On March 1, the investigation culminated with raids on the Dragon’s Den and D’Addario’s home on Pot Spring Road in Timonium and the unsealing of the indictment, first filed on Feb. 22, against D’Addario and his co-defendant, a Virginia woman named Holly Renae Sprouse.

In the past two years or so, the sudden popularity of bath salts, which were lawful, taxed commodities typically found in convenience stores, gas stations, head shops, and the like, has coincided with a spike in medical emergencies reported as related to its abuse, including violent and self-destructive reactions that have grabbed headlines. The feds and many states have consequently outlawed them.

The banned compounds have names comprised of lengthy combinations of numbers and letters, but popularly they are known as MDPV, 4-MEC, and MDMC (also called methylone). (For the hard-core chemists out there, who probably already know this, they are related to cathinones, alkaloids found in the khat plant.) The effects of these designer drugs are said to be similar to other stimulants such as methamphetamine and ecstasy, and are described in a DEA fact sheet as “feelings of empathy, stimulation, alertness, euphoria, and awareness of senses.” One of them, methylone, was patented in 1996 as an antidepressant.

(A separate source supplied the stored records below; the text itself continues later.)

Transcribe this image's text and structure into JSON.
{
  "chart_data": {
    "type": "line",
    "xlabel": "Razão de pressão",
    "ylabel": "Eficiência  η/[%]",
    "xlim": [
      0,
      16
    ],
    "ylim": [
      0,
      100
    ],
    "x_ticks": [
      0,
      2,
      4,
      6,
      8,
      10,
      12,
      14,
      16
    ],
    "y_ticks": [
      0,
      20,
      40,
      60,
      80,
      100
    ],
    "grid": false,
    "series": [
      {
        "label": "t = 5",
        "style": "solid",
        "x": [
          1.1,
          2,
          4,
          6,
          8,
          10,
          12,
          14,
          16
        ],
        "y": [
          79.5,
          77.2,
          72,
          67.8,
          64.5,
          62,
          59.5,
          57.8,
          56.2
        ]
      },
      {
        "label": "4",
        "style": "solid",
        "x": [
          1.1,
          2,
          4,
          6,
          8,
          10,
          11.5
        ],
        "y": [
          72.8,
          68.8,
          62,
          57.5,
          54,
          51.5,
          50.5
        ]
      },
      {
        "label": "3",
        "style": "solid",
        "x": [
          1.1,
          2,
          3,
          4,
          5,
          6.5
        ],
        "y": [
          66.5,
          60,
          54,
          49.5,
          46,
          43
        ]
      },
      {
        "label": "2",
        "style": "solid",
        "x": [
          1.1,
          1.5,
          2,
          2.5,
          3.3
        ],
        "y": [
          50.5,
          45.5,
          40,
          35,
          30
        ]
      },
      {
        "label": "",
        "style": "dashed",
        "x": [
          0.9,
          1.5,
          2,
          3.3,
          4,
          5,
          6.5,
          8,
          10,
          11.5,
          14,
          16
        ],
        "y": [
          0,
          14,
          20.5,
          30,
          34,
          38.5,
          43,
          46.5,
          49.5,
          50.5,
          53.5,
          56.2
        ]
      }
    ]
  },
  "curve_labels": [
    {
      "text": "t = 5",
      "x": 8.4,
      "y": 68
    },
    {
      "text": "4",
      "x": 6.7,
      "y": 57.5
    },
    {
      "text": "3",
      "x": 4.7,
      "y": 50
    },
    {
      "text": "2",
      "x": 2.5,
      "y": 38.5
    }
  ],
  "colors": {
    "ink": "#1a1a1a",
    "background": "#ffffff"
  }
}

“First there was ‘K-2’ and ‘Spice,’” says Mark Campbell, supervisor of Virginia’s RUSH Drug Task Force, based in Harrisonburg, Va., referring to synthetic cannabis, which also became a craze, prompted scares due to reports of medical emergencies, and was listed as a controlled substance. “Now it’s ‘bath salts,” Campbell continues. “It’s the ‘in’ thing right now. The perception has been that it is legal and that there are no health issues, and that just couldn’t be further from the truth.” Users, Campbell says, tend to be young, and they don’t just snort or smoke bath salts, which come in powder form; they also “put it in a spoon, heat it up, and turn a solid to liquid” to inject intravenously, like heroin.

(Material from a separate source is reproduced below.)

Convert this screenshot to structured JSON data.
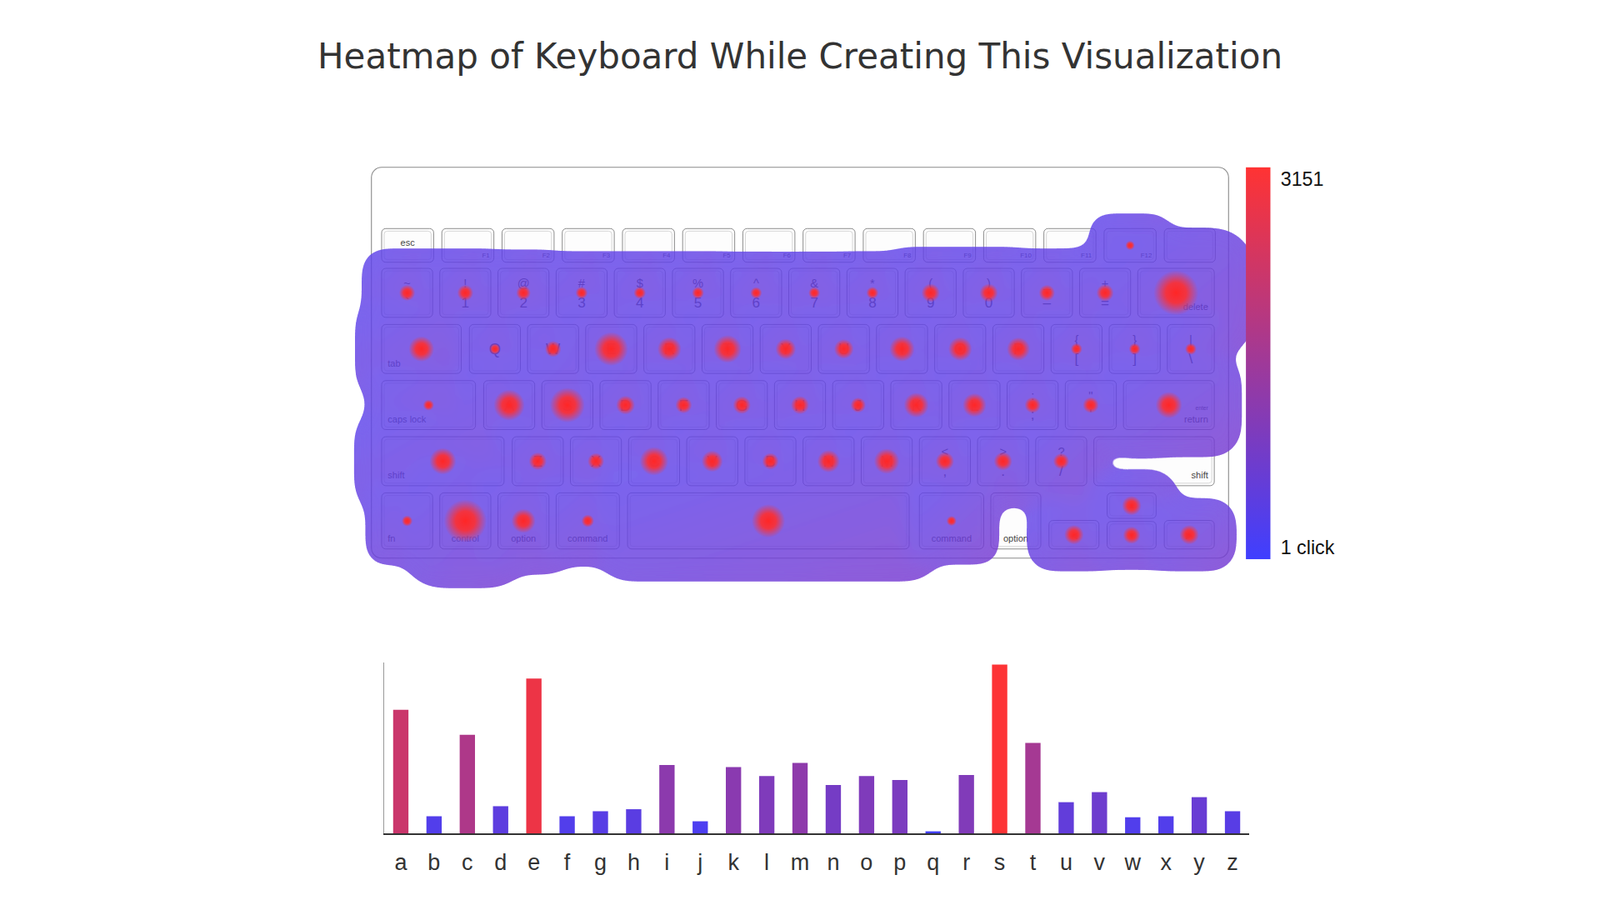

Campbell says the profit margin from dealing bath salts is “ridiculous.” The court documents in D’Addario’s case say that street prices range from $40 to $100 per gram, and that each gram contains eight to 40 doses. At those prices, the 20.6 grams allegedly sold by D’Addario for $675 in the undercover operation at the Dragon’s Den on Dec. 13, 2011, at $33 a gram, could have been quite profitable.

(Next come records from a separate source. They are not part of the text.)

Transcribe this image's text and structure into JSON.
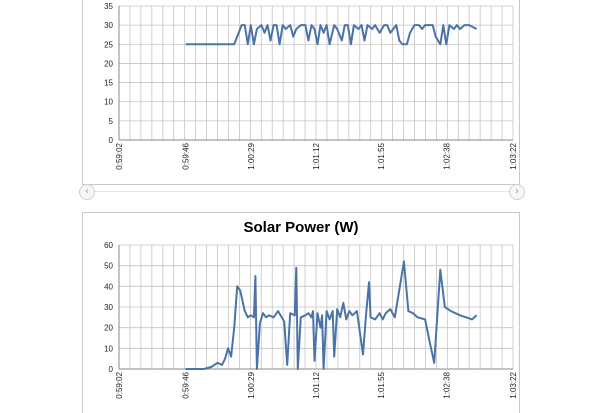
{
  "ui": {
    "prev_arrow": "‹",
    "next_arrow": "›",
    "prev_icon": "chevron-left-icon",
    "next_icon": "chevron-right-icon"
  },
  "chart_data": [
    {
      "type": "line",
      "title": "",
      "xlabel": "",
      "ylabel": "",
      "color": "#4a74a8",
      "ylim": [
        0,
        35
      ],
      "yticks": [
        0,
        5,
        10,
        15,
        20,
        25,
        30,
        35
      ],
      "xlim": [
        "0:59:02",
        "1:03:22"
      ],
      "xticks": [
        "0:59:02",
        "0:59:46",
        "1:00:29",
        "1:01:12",
        "1:01:55",
        "1:02:38",
        "1:03:22"
      ],
      "grid": true,
      "series": [
        {
          "values": [
            {
              "x": "0:59:46",
              "y": 25
            },
            {
              "x": "1:00:18",
              "y": 25
            },
            {
              "x": "1:00:21",
              "y": 28
            },
            {
              "x": "1:00:23",
              "y": 30
            },
            {
              "x": "1:00:25",
              "y": 30
            },
            {
              "x": "1:00:27",
              "y": 25
            },
            {
              "x": "1:00:29",
              "y": 30
            },
            {
              "x": "1:00:31",
              "y": 25
            },
            {
              "x": "1:00:33",
              "y": 29
            },
            {
              "x": "1:00:36",
              "y": 30
            },
            {
              "x": "1:00:38",
              "y": 28
            },
            {
              "x": "1:00:40",
              "y": 30
            },
            {
              "x": "1:00:42",
              "y": 26
            },
            {
              "x": "1:00:44",
              "y": 30
            },
            {
              "x": "1:00:46",
              "y": 30
            },
            {
              "x": "1:00:48",
              "y": 25
            },
            {
              "x": "1:00:50",
              "y": 30
            },
            {
              "x": "1:00:52",
              "y": 29
            },
            {
              "x": "1:00:55",
              "y": 30
            },
            {
              "x": "1:00:57",
              "y": 27
            },
            {
              "x": "1:00:59",
              "y": 29
            },
            {
              "x": "1:01:02",
              "y": 30
            },
            {
              "x": "1:01:05",
              "y": 30
            },
            {
              "x": "1:01:07",
              "y": 26
            },
            {
              "x": "1:01:09",
              "y": 30
            },
            {
              "x": "1:01:11",
              "y": 29
            },
            {
              "x": "1:01:13",
              "y": 25
            },
            {
              "x": "1:01:15",
              "y": 30
            },
            {
              "x": "1:01:17",
              "y": 28
            },
            {
              "x": "1:01:19",
              "y": 30
            },
            {
              "x": "1:01:21",
              "y": 25
            },
            {
              "x": "1:01:24",
              "y": 30
            },
            {
              "x": "1:01:26",
              "y": 29
            },
            {
              "x": "1:01:29",
              "y": 26
            },
            {
              "x": "1:01:31",
              "y": 30
            },
            {
              "x": "1:01:33",
              "y": 30
            },
            {
              "x": "1:01:35",
              "y": 25
            },
            {
              "x": "1:01:37",
              "y": 30
            },
            {
              "x": "1:01:40",
              "y": 29
            },
            {
              "x": "1:01:42",
              "y": 30
            },
            {
              "x": "1:01:44",
              "y": 26
            },
            {
              "x": "1:01:46",
              "y": 30
            },
            {
              "x": "1:01:49",
              "y": 29
            },
            {
              "x": "1:01:51",
              "y": 30
            },
            {
              "x": "1:01:54",
              "y": 28
            },
            {
              "x": "1:01:57",
              "y": 30
            },
            {
              "x": "1:01:59",
              "y": 30
            },
            {
              "x": "1:02:01",
              "y": 28
            },
            {
              "x": "1:02:05",
              "y": 30
            },
            {
              "x": "1:02:07",
              "y": 26
            },
            {
              "x": "1:02:09",
              "y": 25
            },
            {
              "x": "1:02:12",
              "y": 25
            },
            {
              "x": "1:02:14",
              "y": 28
            },
            {
              "x": "1:02:17",
              "y": 30
            },
            {
              "x": "1:02:20",
              "y": 30
            },
            {
              "x": "1:02:22",
              "y": 29
            },
            {
              "x": "1:02:24",
              "y": 30
            },
            {
              "x": "1:02:27",
              "y": 30
            },
            {
              "x": "1:02:29",
              "y": 30
            },
            {
              "x": "1:02:31",
              "y": 27
            },
            {
              "x": "1:02:34",
              "y": 25
            },
            {
              "x": "1:02:36",
              "y": 30
            },
            {
              "x": "1:02:38",
              "y": 25
            },
            {
              "x": "1:02:40",
              "y": 30
            },
            {
              "x": "1:02:43",
              "y": 29
            },
            {
              "x": "1:02:45",
              "y": 30
            },
            {
              "x": "1:02:47",
              "y": 29
            },
            {
              "x": "1:02:50",
              "y": 30
            },
            {
              "x": "1:02:53",
              "y": 30
            },
            {
              "x": "1:02:58",
              "y": 29
            }
          ]
        }
      ]
    },
    {
      "type": "line",
      "title": "Solar Power (W)",
      "xlabel": "",
      "ylabel": "",
      "color": "#4a74a8",
      "ylim": [
        0,
        60
      ],
      "yticks": [
        0,
        10,
        20,
        30,
        40,
        50,
        60
      ],
      "xlim": [
        "0:59:02",
        "1:03:22"
      ],
      "xticks": [
        "0:59:02",
        "0:59:46",
        "1:00:29",
        "1:01:12",
        "1:01:55",
        "1:02:38",
        "1:03:22"
      ],
      "grid": true,
      "series": [
        {
          "values": [
            {
              "x": "0:59:46",
              "y": 0
            },
            {
              "x": "0:59:58",
              "y": 0
            },
            {
              "x": "1:00:03",
              "y": 1
            },
            {
              "x": "1:00:07",
              "y": 3
            },
            {
              "x": "1:00:10",
              "y": 2
            },
            {
              "x": "1:00:12",
              "y": 5
            },
            {
              "x": "1:00:14",
              "y": 10
            },
            {
              "x": "1:00:16",
              "y": 6
            },
            {
              "x": "1:00:18",
              "y": 20
            },
            {
              "x": "1:00:20",
              "y": 40
            },
            {
              "x": "1:00:22",
              "y": 38
            },
            {
              "x": "1:00:25",
              "y": 28
            },
            {
              "x": "1:00:27",
              "y": 25
            },
            {
              "x": "1:00:29",
              "y": 26
            },
            {
              "x": "1:00:31",
              "y": 25
            },
            {
              "x": "1:00:32",
              "y": 45
            },
            {
              "x": "1:00:33",
              "y": 0
            },
            {
              "x": "1:00:35",
              "y": 22
            },
            {
              "x": "1:00:37",
              "y": 27
            },
            {
              "x": "1:00:39",
              "y": 25
            },
            {
              "x": "1:00:41",
              "y": 26
            },
            {
              "x": "1:00:44",
              "y": 25
            },
            {
              "x": "1:00:47",
              "y": 28
            },
            {
              "x": "1:00:51",
              "y": 23
            },
            {
              "x": "1:00:53",
              "y": 2
            },
            {
              "x": "1:00:55",
              "y": 27
            },
            {
              "x": "1:00:58",
              "y": 26
            },
            {
              "x": "1:00:59",
              "y": 49
            },
            {
              "x": "1:01:00",
              "y": 0
            },
            {
              "x": "1:01:02",
              "y": 25
            },
            {
              "x": "1:01:05",
              "y": 26
            },
            {
              "x": "1:01:07",
              "y": 27
            },
            {
              "x": "1:01:09",
              "y": 25
            },
            {
              "x": "1:01:10",
              "y": 28
            },
            {
              "x": "1:01:11",
              "y": 4
            },
            {
              "x": "1:01:13",
              "y": 27
            },
            {
              "x": "1:01:15",
              "y": 20
            },
            {
              "x": "1:01:16",
              "y": 26
            },
            {
              "x": "1:01:17",
              "y": 0
            },
            {
              "x": "1:01:19",
              "y": 28
            },
            {
              "x": "1:01:21",
              "y": 24
            },
            {
              "x": "1:01:23",
              "y": 28
            },
            {
              "x": "1:01:24",
              "y": 6
            },
            {
              "x": "1:01:26",
              "y": 29
            },
            {
              "x": "1:01:28",
              "y": 25
            },
            {
              "x": "1:01:30",
              "y": 32
            },
            {
              "x": "1:01:32",
              "y": 24
            },
            {
              "x": "1:01:34",
              "y": 28
            },
            {
              "x": "1:01:36",
              "y": 26
            },
            {
              "x": "1:01:39",
              "y": 28
            },
            {
              "x": "1:01:43",
              "y": 7
            },
            {
              "x": "1:01:45",
              "y": 26
            },
            {
              "x": "1:01:47",
              "y": 42
            },
            {
              "x": "1:01:48",
              "y": 25
            },
            {
              "x": "1:01:51",
              "y": 24
            },
            {
              "x": "1:01:54",
              "y": 27
            },
            {
              "x": "1:01:56",
              "y": 24
            },
            {
              "x": "1:01:58",
              "y": 27
            },
            {
              "x": "1:02:01",
              "y": 29
            },
            {
              "x": "1:02:04",
              "y": 25
            },
            {
              "x": "1:02:08",
              "y": 43
            },
            {
              "x": "1:02:10",
              "y": 52
            },
            {
              "x": "1:02:13",
              "y": 28
            },
            {
              "x": "1:02:16",
              "y": 27
            },
            {
              "x": "1:02:19",
              "y": 25
            },
            {
              "x": "1:02:24",
              "y": 24
            },
            {
              "x": "1:02:27",
              "y": 13
            },
            {
              "x": "1:02:30",
              "y": 3
            },
            {
              "x": "1:02:34",
              "y": 48
            },
            {
              "x": "1:02:37",
              "y": 30
            },
            {
              "x": "1:02:41",
              "y": 28
            },
            {
              "x": "1:02:47",
              "y": 26
            },
            {
              "x": "1:02:51",
              "y": 25
            },
            {
              "x": "1:02:55",
              "y": 24
            },
            {
              "x": "1:02:58",
              "y": 26
            }
          ]
        }
      ]
    }
  ]
}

The take from the March 1 raids of the Dragon’s Den, according to court records, was prodigious: more than 100 containers—jars, packets, boxes, and the like—labeled with names such as “Dragon’s Breath,” “Bayou Blaster,” “Get Twisted,” “Zombie Matter,” and “Super Villain.” Among the items agents seized from D’Addario’s Timonium home are “suspected K-2 spice,” “tablets” of other drugs, a “tally sheet” of transactions, and an “undetermined” amount of U.S. currency in a “basement safe.”

D’Addario’s co-defendant, Sprouse, pleaded guilty on May 8 and her sentencing is scheduled for August. The factual statement attached to Sprouse’s guilty plea does not name D’Addario, but mentions her “Baltimore supplier” and says she was arrested twice last year—in August and October—in connection with bath-salts possession, and after the second arrest she began to assist law enforcers in their probe. If D’Addario does not plead guilty, but instead chooses to assert his innocence before a jury, his trial is scheduled to take two days starting June 28.

D’Addario’s attorney, Andrew Carter Graves, said he and his client would have no comment for this article. City Paper called the Dragon’s Den and spoke to a woman, who said she was the manager and called herself Chrissy. She offered to try to get in contact with D’Addario, whom she described as the shop’s owner, and put the call on hold. A few minutes later, a man picked up the phone, refused to disclose his first or last name, and explained, “We were told not to talk to you.” When asked who gave those instructions, he said, “the DEA guy in charge of the investigation.”